Il gruppo, composto da una ragazza di 22 anni, suo fratello di 18 anni e un amico di 23 anni, si era avventurato fuori dal sentiero principale, ritrovandosi in una posizione critica e difficile da lasciare. La discesa lungo un ripido pendio della Valle del Rio Baiaghe ha reso impossibile per i tre ragazzi continuare il percorso o trovare una via d’uscita, obbligandoli a chiedere aiuto.
I soccorritori, dopo aver individuato una posizione approssimativa grazie a indicazioni sommarie, si sono messi in cammino.

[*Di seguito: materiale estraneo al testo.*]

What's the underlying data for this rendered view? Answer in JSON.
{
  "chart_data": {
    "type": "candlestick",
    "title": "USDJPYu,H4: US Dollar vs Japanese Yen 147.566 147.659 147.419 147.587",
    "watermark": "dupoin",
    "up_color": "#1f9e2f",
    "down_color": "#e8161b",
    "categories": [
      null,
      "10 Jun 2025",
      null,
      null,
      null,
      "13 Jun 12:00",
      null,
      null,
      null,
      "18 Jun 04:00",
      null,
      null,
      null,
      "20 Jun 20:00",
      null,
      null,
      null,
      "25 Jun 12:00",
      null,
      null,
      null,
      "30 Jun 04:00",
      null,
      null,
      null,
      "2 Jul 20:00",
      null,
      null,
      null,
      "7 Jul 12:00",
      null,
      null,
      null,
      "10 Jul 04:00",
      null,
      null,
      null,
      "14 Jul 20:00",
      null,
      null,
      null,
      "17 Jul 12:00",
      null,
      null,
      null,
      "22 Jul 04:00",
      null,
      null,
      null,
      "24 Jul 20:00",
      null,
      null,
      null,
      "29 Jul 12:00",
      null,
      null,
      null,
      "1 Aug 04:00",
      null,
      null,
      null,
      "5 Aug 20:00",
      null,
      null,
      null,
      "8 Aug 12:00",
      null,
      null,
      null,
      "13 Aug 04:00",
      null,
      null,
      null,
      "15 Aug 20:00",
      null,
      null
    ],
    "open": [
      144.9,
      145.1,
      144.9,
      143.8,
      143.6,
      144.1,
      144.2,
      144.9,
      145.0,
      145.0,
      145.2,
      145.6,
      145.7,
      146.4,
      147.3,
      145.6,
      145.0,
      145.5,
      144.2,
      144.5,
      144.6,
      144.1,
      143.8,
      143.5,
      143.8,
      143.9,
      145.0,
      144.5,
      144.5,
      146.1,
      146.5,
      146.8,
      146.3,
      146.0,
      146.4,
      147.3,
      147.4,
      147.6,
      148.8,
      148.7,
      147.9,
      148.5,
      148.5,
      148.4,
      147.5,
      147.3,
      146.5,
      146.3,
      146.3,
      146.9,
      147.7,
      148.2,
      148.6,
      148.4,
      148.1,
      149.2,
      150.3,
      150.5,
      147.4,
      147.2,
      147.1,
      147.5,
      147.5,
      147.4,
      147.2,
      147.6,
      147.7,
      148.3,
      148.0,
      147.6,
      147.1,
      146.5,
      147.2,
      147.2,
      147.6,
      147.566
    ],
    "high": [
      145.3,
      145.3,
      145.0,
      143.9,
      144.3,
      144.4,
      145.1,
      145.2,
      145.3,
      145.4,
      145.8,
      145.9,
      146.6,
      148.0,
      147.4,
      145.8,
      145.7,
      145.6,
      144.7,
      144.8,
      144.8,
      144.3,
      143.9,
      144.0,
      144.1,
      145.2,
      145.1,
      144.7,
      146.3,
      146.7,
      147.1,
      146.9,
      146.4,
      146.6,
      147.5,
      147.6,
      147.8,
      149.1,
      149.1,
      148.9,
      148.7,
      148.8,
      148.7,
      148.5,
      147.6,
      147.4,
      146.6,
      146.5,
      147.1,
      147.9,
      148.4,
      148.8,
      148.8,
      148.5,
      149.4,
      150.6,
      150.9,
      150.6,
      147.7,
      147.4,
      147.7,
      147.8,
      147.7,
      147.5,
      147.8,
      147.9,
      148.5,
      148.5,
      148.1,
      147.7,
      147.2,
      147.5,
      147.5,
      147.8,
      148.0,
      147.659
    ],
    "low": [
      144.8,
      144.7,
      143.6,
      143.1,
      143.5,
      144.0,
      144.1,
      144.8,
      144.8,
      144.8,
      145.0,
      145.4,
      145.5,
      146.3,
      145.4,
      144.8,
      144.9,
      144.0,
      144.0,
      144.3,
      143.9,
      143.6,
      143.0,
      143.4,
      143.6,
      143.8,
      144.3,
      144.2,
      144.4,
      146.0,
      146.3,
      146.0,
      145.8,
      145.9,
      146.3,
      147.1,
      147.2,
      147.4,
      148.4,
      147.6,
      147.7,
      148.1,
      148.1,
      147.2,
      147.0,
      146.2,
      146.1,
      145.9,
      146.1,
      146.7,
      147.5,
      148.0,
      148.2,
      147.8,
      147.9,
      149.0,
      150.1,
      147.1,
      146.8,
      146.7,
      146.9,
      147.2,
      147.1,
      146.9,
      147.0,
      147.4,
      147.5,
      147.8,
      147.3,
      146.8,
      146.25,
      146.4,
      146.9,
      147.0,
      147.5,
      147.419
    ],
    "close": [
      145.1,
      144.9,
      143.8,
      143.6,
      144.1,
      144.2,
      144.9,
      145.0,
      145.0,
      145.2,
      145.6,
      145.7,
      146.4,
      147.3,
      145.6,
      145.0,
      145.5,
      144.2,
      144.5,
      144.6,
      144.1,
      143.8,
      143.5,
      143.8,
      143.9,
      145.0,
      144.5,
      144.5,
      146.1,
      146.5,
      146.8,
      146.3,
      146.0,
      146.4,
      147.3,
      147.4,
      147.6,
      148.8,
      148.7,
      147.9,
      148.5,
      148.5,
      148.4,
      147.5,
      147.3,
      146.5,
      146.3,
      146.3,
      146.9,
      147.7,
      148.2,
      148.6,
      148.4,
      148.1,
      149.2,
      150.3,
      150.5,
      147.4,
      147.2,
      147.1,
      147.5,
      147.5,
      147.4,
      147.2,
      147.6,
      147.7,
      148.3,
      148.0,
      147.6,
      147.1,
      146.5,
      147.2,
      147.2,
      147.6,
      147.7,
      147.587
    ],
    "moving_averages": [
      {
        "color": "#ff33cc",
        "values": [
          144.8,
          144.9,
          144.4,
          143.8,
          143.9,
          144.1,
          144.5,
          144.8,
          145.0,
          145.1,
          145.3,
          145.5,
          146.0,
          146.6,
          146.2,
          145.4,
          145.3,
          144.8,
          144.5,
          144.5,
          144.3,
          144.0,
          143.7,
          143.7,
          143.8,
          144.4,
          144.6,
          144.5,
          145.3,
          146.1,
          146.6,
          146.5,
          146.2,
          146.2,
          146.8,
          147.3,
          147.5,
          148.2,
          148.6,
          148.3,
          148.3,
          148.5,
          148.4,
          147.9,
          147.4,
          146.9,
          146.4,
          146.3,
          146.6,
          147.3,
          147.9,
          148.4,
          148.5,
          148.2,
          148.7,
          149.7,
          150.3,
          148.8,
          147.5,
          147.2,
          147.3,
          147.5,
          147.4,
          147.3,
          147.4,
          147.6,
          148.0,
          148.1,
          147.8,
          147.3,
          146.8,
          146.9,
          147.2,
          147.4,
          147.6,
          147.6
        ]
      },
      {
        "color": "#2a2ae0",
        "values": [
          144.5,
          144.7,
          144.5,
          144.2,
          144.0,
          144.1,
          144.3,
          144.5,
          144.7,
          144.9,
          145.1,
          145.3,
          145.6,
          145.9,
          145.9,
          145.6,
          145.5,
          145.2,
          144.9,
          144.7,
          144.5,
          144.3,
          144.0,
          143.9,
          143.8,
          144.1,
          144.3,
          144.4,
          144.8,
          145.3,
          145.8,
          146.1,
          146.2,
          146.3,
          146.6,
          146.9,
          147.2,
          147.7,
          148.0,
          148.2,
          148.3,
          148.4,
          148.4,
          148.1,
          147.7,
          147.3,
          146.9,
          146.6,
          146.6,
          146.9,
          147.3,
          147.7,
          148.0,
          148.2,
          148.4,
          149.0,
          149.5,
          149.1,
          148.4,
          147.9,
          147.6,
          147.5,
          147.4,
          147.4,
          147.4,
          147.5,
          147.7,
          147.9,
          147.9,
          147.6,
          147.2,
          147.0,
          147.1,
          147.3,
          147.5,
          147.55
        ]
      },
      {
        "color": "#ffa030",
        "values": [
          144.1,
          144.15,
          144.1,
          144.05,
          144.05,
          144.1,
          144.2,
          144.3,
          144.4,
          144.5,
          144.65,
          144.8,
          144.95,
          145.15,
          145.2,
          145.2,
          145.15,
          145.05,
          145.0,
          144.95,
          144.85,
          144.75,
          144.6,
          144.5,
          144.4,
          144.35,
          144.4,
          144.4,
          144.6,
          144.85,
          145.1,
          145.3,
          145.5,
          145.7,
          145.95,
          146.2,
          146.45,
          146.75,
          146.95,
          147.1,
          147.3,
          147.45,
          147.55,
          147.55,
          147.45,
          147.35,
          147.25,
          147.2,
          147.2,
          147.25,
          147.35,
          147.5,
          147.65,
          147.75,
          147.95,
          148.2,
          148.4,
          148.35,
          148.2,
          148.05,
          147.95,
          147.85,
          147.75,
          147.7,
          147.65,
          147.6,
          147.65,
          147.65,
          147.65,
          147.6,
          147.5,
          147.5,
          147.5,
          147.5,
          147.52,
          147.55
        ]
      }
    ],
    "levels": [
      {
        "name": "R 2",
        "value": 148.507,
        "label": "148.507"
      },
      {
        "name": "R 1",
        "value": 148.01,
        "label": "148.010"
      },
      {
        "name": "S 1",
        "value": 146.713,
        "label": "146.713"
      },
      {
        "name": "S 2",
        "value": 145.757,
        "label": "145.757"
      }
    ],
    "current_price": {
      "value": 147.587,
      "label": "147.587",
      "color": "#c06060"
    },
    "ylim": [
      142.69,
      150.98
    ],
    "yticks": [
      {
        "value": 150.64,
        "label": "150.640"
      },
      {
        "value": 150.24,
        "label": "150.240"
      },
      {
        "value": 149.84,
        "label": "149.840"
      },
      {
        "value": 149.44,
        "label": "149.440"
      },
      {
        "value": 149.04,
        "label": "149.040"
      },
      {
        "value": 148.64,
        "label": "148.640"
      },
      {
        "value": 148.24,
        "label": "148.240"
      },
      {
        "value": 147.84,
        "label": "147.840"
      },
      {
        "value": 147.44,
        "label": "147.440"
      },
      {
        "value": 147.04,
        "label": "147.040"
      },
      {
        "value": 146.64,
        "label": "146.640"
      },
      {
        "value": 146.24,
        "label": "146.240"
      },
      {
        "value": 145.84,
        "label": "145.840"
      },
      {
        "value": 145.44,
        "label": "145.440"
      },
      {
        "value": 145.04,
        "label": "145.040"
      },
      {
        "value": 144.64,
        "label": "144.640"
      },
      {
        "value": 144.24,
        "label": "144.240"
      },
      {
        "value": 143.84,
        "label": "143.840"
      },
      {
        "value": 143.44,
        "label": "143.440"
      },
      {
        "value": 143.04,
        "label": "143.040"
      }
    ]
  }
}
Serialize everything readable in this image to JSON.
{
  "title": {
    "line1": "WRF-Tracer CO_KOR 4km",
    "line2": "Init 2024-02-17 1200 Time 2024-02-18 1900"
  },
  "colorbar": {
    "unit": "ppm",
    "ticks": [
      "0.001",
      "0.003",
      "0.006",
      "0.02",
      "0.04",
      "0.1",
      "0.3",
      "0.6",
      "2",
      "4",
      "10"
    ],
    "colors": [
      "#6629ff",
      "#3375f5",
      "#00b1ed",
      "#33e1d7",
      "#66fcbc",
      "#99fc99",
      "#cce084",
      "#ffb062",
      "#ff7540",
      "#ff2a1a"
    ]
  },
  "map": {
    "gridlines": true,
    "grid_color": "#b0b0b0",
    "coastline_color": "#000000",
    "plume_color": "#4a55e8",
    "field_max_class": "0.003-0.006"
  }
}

Durante la discesa, il team di soccorso ha avuto un primo contatto vocale con i giovani, ma il recupero si è rivelato complesso. Per raggiungerli, è stato necessario attrezzare alcuni punti della valle con corde, garantendo così la sicurezza durante le operazioni.
Una volta arrivati sul posto, i ragazzi sono stati immediatamente equipaggiati con casco e imbragatura, per essere poi riportati sul sentiero tramite manovre alpinistiche. L’intervento si è concluso intorno alla mezzanotte, quando il gruppo è stato riaccompagnato alla loro vettura, stanchi ma incolumi.
L’episodio evidenzia ancora una volta l’importanza di mantenere la prudenza durante le escursioni in montagna, specialmente in zone poco conosciute o di difficile accesso. Il Soccorso alpino raccomanda di seguire sempre i sentieri segnati e di evitare escursioni in solitaria o in orari vicini al tramonto, per minimizzare il rischio di incidenti.